Difficulty understanding functional programming composition, functors and monads example

Question

I've kind of grasped some knowledge on functional programming but can't really wrap my head around this function programming block of code. I didn't really knew where I should ask something like this I couldn't figure out so asked it here. So I would really appreciate if someone will help me understand what this higher order function, or a monads example doing?

P.S this code is from composing software book by Eric Elliot

const f = n => n+1;
const g = n => n*2;

This composeM functions is made to compose and map or over numbers of functions? I know reduce but really have no idea how this function should be working.

const composeM = (...mps) => mps.reduce((f, g) => x => g(x).map(f));
const h = composeM(f,g);
h(20)

Then, the function composeM was more generalized by doing:

const compose = methods => (...mps) => mps.reduce((f, g) => x => g(x)[method](f));

Then, I could create composedPromises or composedMaps like

const composePromises = compose("then")(f,g);

How is the g(x)[method](f) even working? it should be g(x).then(f).

Update above map composeM function not working

const f = n => Promise.resolve( n+1 );
const g = n => Promise.resolve( n*2 );

const composePromises = (...mps) => mps.reduce((f, g) => x => g(x).then(f))
const h = composePromises(f, g)
h(20)

Answer 1

Consider function composition, which has the following type signature.

// compose :: (b -> c) -- The 1st argument is a function from b to c.
//         -> (a -> b) -- The 2nd argument is a function from a to b.
//         -> (a -> c) -- The final result is a function from a to c.

//               +-----------------b -> c
//               |  +---------a -> b
//               |  |     +-- a
//               |  |     |
const compose = (f, g) => x => f(g(x));
//                             |_____|
//                                |
//                                c

The composeP function is similar to the compose function, except it composes functions that return promises.

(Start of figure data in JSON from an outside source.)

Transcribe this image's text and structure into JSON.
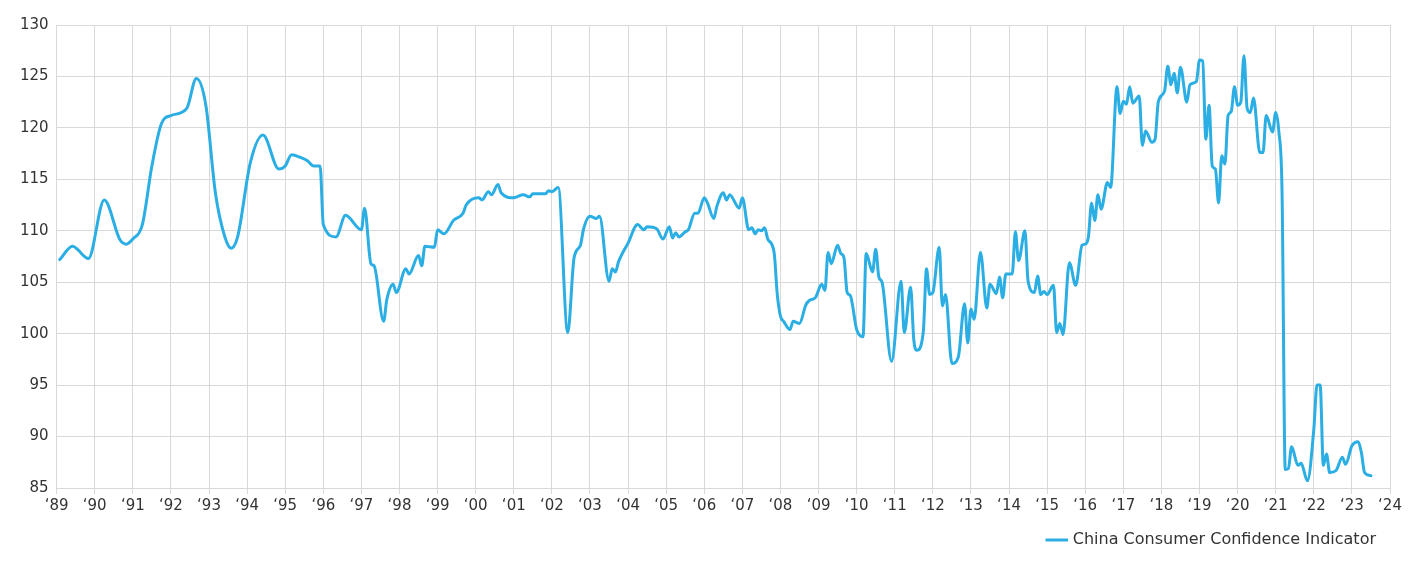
{
  "chart_data": {
    "type": "line",
    "legend": "bottom right",
    "grid": true,
    "marker": "none",
    "line_style": "solid",
    "xlim": [
      "1989",
      "2024"
    ],
    "xticks": [
      {
        "value": "1989",
        "label": "‘89"
      },
      {
        "value": "1990",
        "label": "‘90"
      },
      {
        "value": "1991",
        "label": "‘91"
      },
      {
        "value": "1992",
        "label": "‘92"
      },
      {
        "value": "1993",
        "label": "‘93"
      },
      {
        "value": "1994",
        "label": "‘94"
      },
      {
        "value": "1995",
        "label": "‘95"
      },
      {
        "value": "1996",
        "label": "‘96"
      },
      {
        "value": "1997",
        "label": "‘97"
      },
      {
        "value": "1998",
        "label": "‘98"
      },
      {
        "value": "1999",
        "label": "‘99"
      },
      {
        "value": "2000",
        "label": "‘00"
      },
      {
        "value": "2001",
        "label": "‘01"
      },
      {
        "value": "2002",
        "label": "‘02"
      },
      {
        "value": "2003",
        "label": "‘03"
      },
      {
        "value": "2004",
        "label": "‘04"
      },
      {
        "value": "2005",
        "label": "‘05"
      },
      {
        "value": "2006",
        "label": "‘06"
      },
      {
        "value": "2007",
        "label": "‘07"
      },
      {
        "value": "2008",
        "label": "‘08"
      },
      {
        "value": "2009",
        "label": "‘09"
      },
      {
        "value": "2010",
        "label": "‘10"
      },
      {
        "value": "2011",
        "label": "‘11"
      },
      {
        "value": "2012",
        "label": "‘12"
      },
      {
        "value": "2013",
        "label": "‘13"
      },
      {
        "value": "2014",
        "label": "‘14"
      },
      {
        "value": "2015",
        "label": "‘15"
      },
      {
        "value": "2016",
        "label": "‘16"
      },
      {
        "value": "2017",
        "label": "‘17"
      },
      {
        "value": "2018",
        "label": "‘18"
      },
      {
        "value": "2019",
        "label": "‘19"
      },
      {
        "value": "2020",
        "label": "‘20"
      },
      {
        "value": "2021",
        "label": "‘21"
      },
      {
        "value": "2022",
        "label": "‘22"
      },
      {
        "value": "2023",
        "label": "‘23"
      },
      {
        "value": "2024",
        "label": "‘24"
      }
    ],
    "ylim": [
      85,
      130
    ],
    "yticks": [
      85,
      90,
      95,
      100,
      105,
      110,
      115,
      120,
      125,
      130
    ],
    "series": [
      {
        "name": "China Consumer Confidence Indicator",
        "color": "#2aaee4",
        "x": [
          "1989-02",
          "1989-06",
          "1989-11",
          "1990-04",
          "1990-09",
          "1990-11",
          "1991-01",
          "1991-04",
          "1991-07",
          "1991-10",
          "1992-01",
          "1992-06",
          "1992-09",
          "1992-12",
          "1993-03",
          "1993-06",
          "1993-08",
          "1993-10",
          "1994-02",
          "1994-06",
          "1994-11",
          "1995-01",
          "1995-03",
          "1995-06",
          "1995-08",
          "1995-10",
          "1995-12",
          "1996-01",
          "1996-05",
          "1996-08",
          "1997-01",
          "1997-02",
          "1997-04",
          "1997-05",
          "1997-08",
          "1997-09",
          "1997-11",
          "1997-12",
          "1998-03",
          "1998-04",
          "1998-07",
          "1998-08",
          "1998-09",
          "1998-12",
          "1999-01",
          "1999-03",
          "1999-06",
          "1999-09",
          "1999-10",
          "2000-02",
          "2000-03",
          "2000-05",
          "2000-06",
          "2000-08",
          "2000-09",
          "2001-01",
          "2001-02",
          "2001-04",
          "2001-06",
          "2001-07",
          "2001-11",
          "2001-12",
          "2002-01",
          "2002-03",
          "2002-06",
          "2002-08",
          "2002-10",
          "2002-11",
          "2003-01",
          "2003-03",
          "2003-04",
          "2003-07",
          "2003-08",
          "2003-09",
          "2003-10",
          "2004-01",
          "2004-04",
          "2004-06",
          "2004-07",
          "2004-10",
          "2004-12",
          "2005-02",
          "2005-03",
          "2005-04",
          "2005-05",
          "2005-07",
          "2005-08",
          "2005-10",
          "2005-11",
          "2006-01",
          "2006-02",
          "2006-04",
          "2006-05",
          "2006-07",
          "2006-08",
          "2006-09",
          "2006-12",
          "2007-01",
          "2007-03",
          "2007-04",
          "2007-05",
          "2007-06",
          "2007-07",
          "2007-08",
          "2007-09",
          "2007-11",
          "2007-12",
          "2008-01",
          "2008-02",
          "2008-04",
          "2008-05",
          "2008-07",
          "2008-09",
          "2008-10",
          "2008-12",
          "2009-02",
          "2009-03",
          "2009-04",
          "2009-05",
          "2009-07",
          "2009-08",
          "2009-09",
          "2009-10",
          "2009-11",
          "2010-01",
          "2010-03",
          "2010-04",
          "2010-06",
          "2010-07",
          "2010-08",
          "2010-09",
          "2010-12",
          "2011-03",
          "2011-04",
          "2011-06",
          "2011-07",
          "2011-08",
          "2011-10",
          "2011-11",
          "2011-12",
          "2012-01",
          "2012-03",
          "2012-04",
          "2012-05",
          "2012-07",
          "2012-09",
          "2012-11",
          "2012-12",
          "2013-01",
          "2013-02",
          "2013-04",
          "2013-06",
          "2013-07",
          "2013-09",
          "2013-10",
          "2013-11",
          "2013-12",
          "2014-02",
          "2014-03",
          "2014-04",
          "2014-06",
          "2014-07",
          "2014-09",
          "2014-10",
          "2014-11",
          "2014-12",
          "2015-01",
          "2015-03",
          "2015-04",
          "2015-05",
          "2015-06",
          "2015-08",
          "2015-10",
          "2015-12",
          "2016-01",
          "2016-02",
          "2016-03",
          "2016-04",
          "2016-05",
          "2016-06",
          "2016-08",
          "2016-09",
          "2016-11",
          "2016-12",
          "2017-01",
          "2017-02",
          "2017-03",
          "2017-04",
          "2017-06",
          "2017-07",
          "2017-08",
          "2017-10",
          "2017-11",
          "2017-12",
          "2018-02",
          "2018-03",
          "2018-04",
          "2018-05",
          "2018-06",
          "2018-07",
          "2018-09",
          "2018-10",
          "2018-12",
          "2019-01",
          "2019-02",
          "2019-03",
          "2019-04",
          "2019-05",
          "2019-06",
          "2019-07",
          "2019-08",
          "2019-09",
          "2019-10",
          "2019-11",
          "2019-12",
          "2020-01",
          "2020-02",
          "2020-03",
          "2020-04",
          "2020-05",
          "2020-06",
          "2020-08",
          "2020-09",
          "2020-10",
          "2020-12",
          "2021-01",
          "2021-02",
          "2021-03",
          "2021-04",
          "2021-05",
          "2021-06",
          "2021-08",
          "2021-09",
          "2021-11",
          "2022-01",
          "2022-02",
          "2022-03",
          "2022-04",
          "2022-05",
          "2022-06",
          "2022-08",
          "2022-10",
          "2022-11",
          "2023-01",
          "2023-03",
          "2023-04",
          "2023-05",
          "2023-07"
        ],
        "values": [
          107.2,
          108.5,
          107.3,
          113.0,
          109.1,
          108.7,
          109.2,
          110.6,
          116.3,
          120.4,
          121.2,
          121.9,
          124.8,
          122.2,
          113.7,
          109.4,
          108.3,
          109.4,
          116.6,
          119.3,
          116.0,
          116.3,
          117.4,
          117.1,
          116.8,
          116.3,
          116.3,
          110.6,
          109.4,
          111.5,
          110.1,
          112.2,
          106.8,
          106.6,
          101.2,
          103.3,
          104.8,
          104.0,
          106.3,
          105.8,
          107.6,
          106.6,
          108.5,
          108.4,
          110.1,
          109.7,
          111.0,
          111.7,
          112.5,
          113.2,
          113.0,
          113.8,
          113.5,
          114.5,
          113.7,
          113.2,
          113.3,
          113.5,
          113.3,
          113.6,
          113.6,
          113.9,
          113.8,
          114.2,
          100.1,
          107.4,
          108.6,
          110.2,
          111.4,
          111.2,
          111.4,
          105.1,
          106.3,
          106.0,
          107.0,
          108.8,
          110.6,
          110.1,
          110.4,
          110.2,
          109.2,
          110.4,
          109.3,
          109.8,
          109.4,
          109.9,
          110.1,
          111.7,
          111.7,
          113.2,
          112.7,
          111.2,
          112.4,
          113.7,
          113.0,
          113.5,
          112.2,
          113.2,
          110.1,
          110.3,
          109.7,
          110.1,
          110.0,
          110.3,
          109.2,
          107.9,
          103.8,
          101.7,
          101.2,
          100.4,
          101.2,
          101.0,
          102.8,
          103.2,
          103.5,
          104.8,
          104.2,
          107.9,
          106.8,
          108.6,
          107.8,
          107.4,
          104.0,
          103.7,
          100.4,
          99.7,
          107.8,
          106.0,
          108.2,
          105.5,
          105.0,
          97.3,
          105.1,
          100.1,
          104.5,
          99.4,
          98.4,
          100.2,
          106.3,
          103.8,
          104.0,
          108.4,
          102.7,
          103.8,
          97.1,
          97.7,
          102.9,
          99.1,
          102.4,
          101.4,
          107.9,
          102.5,
          104.8,
          103.9,
          105.5,
          103.5,
          105.8,
          105.8,
          109.9,
          107.1,
          110.0,
          105.1,
          104.0,
          105.6,
          103.8,
          104.1,
          103.8,
          104.7,
          100.1,
          101.0,
          99.9,
          106.9,
          104.7,
          108.6,
          108.7,
          109.4,
          112.7,
          111.0,
          113.5,
          112.1,
          114.7,
          114.2,
          124.0,
          121.4,
          122.6,
          122.3,
          124.0,
          122.4,
          123.1,
          118.3,
          119.7,
          118.6,
          118.9,
          122.5,
          123.6,
          126.0,
          124.2,
          125.3,
          123.4,
          125.9,
          122.5,
          124.2,
          124.5,
          126.6,
          126.5,
          118.9,
          122.2,
          116.3,
          116.0,
          112.7,
          117.3,
          116.5,
          121.2,
          121.6,
          124.0,
          122.2,
          122.5,
          127.0,
          121.9,
          121.5,
          122.9,
          117.6,
          117.6,
          121.2,
          119.6,
          121.5,
          119.6,
          113.7,
          86.8,
          86.9,
          89.0,
          87.2,
          87.4,
          85.7,
          90.7,
          95.0,
          95.0,
          87.2,
          88.3,
          86.5,
          86.7,
          88.0,
          87.3,
          89.1,
          89.5,
          88.4,
          86.5,
          86.2
        ]
      }
    ]
  }
}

// composeP :: (b -> Promise c) -- The 1st argument is a function from b to promise of c.
//          -> (a -> Promise b) -- The 2nd argument is a function from a to promise of b.
//          -> (a -> Promise c) -- The final result is a function from a to promise of c.

//                +-------------------------b -> Promise c
//                |  +-------- a -> Promise b
//                |  |     +-- a
//                |  |     |
const composeP = (f, g) => x => g(x).then(f);
//                              |__________|
//                                   |
//                               Promise c

Remember that the then method applies the callback function to the value of the promise. If we replace .then with [method] where method is the name of the bind function of a specific monad, then we can compose functions that produces values of that monad.

For example, .flatMap is the bind function of arrays. Hence, we can compose functions that return arrays as follows.

// composeA :: (b -> Array c) -- The 1st argument is a function from b to array of c.
//          -> (a -> Array b) -- The 2nd argument is a function from a to array of b.
//          -> (a -> Array c) -- The final result is a function from a to array of c.

const composeA = (f, g) => x => g(x).flatMap(f);

// f :: Bool -> Array String
const f = x => x ? ["yes"] : ["no"];

// g :: Int -> Array String
const g = n => [n <= 0, n >= 0];

// h :: Int -> Array String
const h = composeA(f, g);

console.log(h(-1)); // ["yes", "no"]
console.log(h(0));  // ["yes", "yes"]
console.log(h(1));  // ["no",  "yes"]

That was a very contrived example but it got the point across.

Anyway, the generic compose function composes monads.

const compose = method => (f, g) => x => g(x)[method](f);

const composeP = compose("then");
const composeA = compose("flatMap");

Finally, the various monad compose functions only compose two functions at a time. We can use reduce to compose several of them at once. Hope that helps.